Thursday, October 3, 2019 through Sunday, February 9, 2020
Kemper Museum of Contemporary Art is pleased to host the 2019 Charlotte Street Visual Artist Awards exhibition, presenting recent work by three Kansas City–based artists: Boi Boy, Megan Pobywajlo, and Fatimah Tuggar. 97 local artists have received the Visual Artist Awards from Charlotte Street Foundation, with $721,500 in unrestricted cash grants being awarded directly to artists who are making exemplary contemporary work in the Kansas City metro area.
The opening reception for this annual exhibition takes place on Thursday, October 3, 2019 and is open from 6:00 – 8:00 PM. You can RSVP for the exhibition on Eventbrite.
A jury of arts professionals selected the artists to receive this prestigious award as a testament to their practice and achievements in the visual arts. Each artist has risen to the challenge of presenting a selection of new work and expanding individual presentation methods at Kemper Museum of Contemporary Art.
Boi Boy is a Kansas City Native who got their start in the KC art community while working with M.Y.A.R.T.S. (Metropolitan Youth Art and Technology for Students). After they graduated from the KCAI Fiber Program in 2016, Boi Boy was a Charlotte Street Foundation studio resident, and in 2017, received a Rocket Grants grant and Meow Wolf DIY Found in collaboration with Bo Hubbard to open Alter: Art Space. Boi Boy is also the recipient of a Gift of Faith Award and is currently a studio resident at The Drugstore.
The Visual Artist Awards panel included Erin Dziedzic, Director of Curatorial Affairs at Kemper Museum of Contemporary Art (Kansas City, MO), Allison Glenn, Associate Curator of Contemporary Art at Crystal Bridges Museum of America Art (Bentonville, AR), Humberto Moro, Curator at SCAD Museum of Art (Savannah, GA), and Gregory Volk, Art Writer and Associate Professor (New York, NY).
Megan Pobywajlo is a photographer from San Diego, California. Megan works with pictures, zines, books, writing, performance, the internet, collaboration, and education to grow the democratic potential of photography. Since 2013, Megan has created local and traveling exhibitions, public events, and publication projects centered on photography with Archive Collective, a Kansas City-based group that provides opportunities for engagement with photography.

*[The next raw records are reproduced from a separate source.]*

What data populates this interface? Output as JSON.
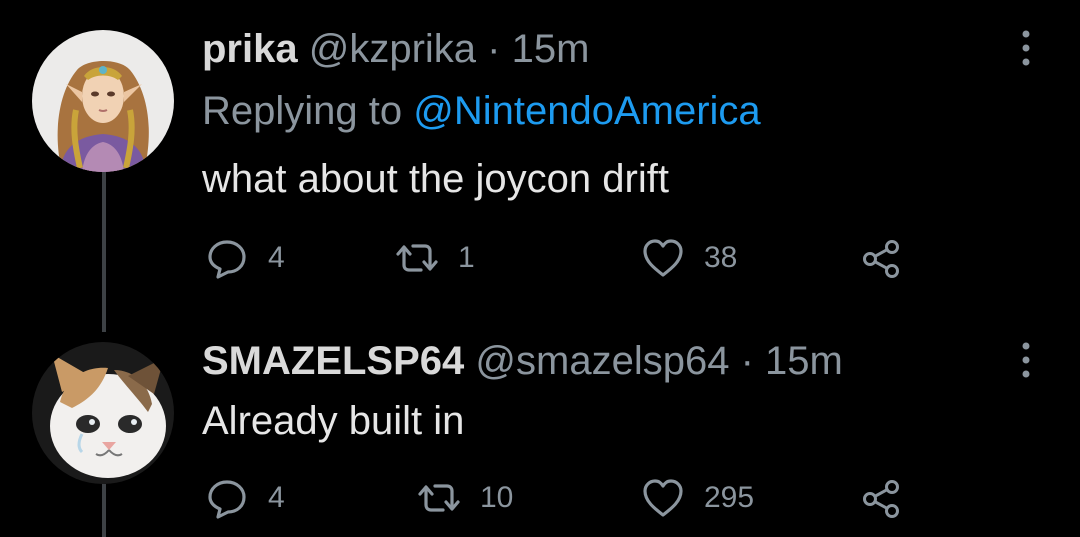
{
  "tweets": [
    {
      "name": "prika",
      "handle": "@kzprika",
      "separator": "·",
      "time": "15m",
      "replying_prefix": "Replying to",
      "replying_to": "@NintendoAmerica",
      "text": "what about the joycon drift",
      "replies": "4",
      "retweets": "1",
      "likes": "38",
      "avatar_icon": "zelda-princess-avatar"
    },
    {
      "name": "SMAZELSP64",
      "handle": "@smazelsp64",
      "separator": "·",
      "time": "15m",
      "text": "Already built in",
      "replies": "4",
      "retweets": "10",
      "likes": "295",
      "avatar_icon": "crying-cat-avatar"
    }
  ],
  "icons": {
    "reply": "speech-bubble-icon",
    "retweet": "retweet-arrows-icon",
    "like": "heart-icon",
    "share": "share-nodes-icon",
    "more": "vertical-dots-icon"
  },
  "colors": {
    "background": "#000000",
    "text": "#e6e6e6",
    "muted": "#8b959e",
    "mention": "#1d9bf0",
    "thread_line": "#3d4145"
  }
}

Fatimah Tuggar is a Nigerian-born, Kanas City-based multidisciplinary artist who uses technology as medium and subject in her work to serve as metaphors for power dynamics. She combines objects, images, and sounds from diverse cultures, geographies, and histories to comment on how media and technology broadly impacts local and global realities. Tuggar’s work has been widely exhibited at international venues, in over twenty-five countries and has been the subject of various panels and articles.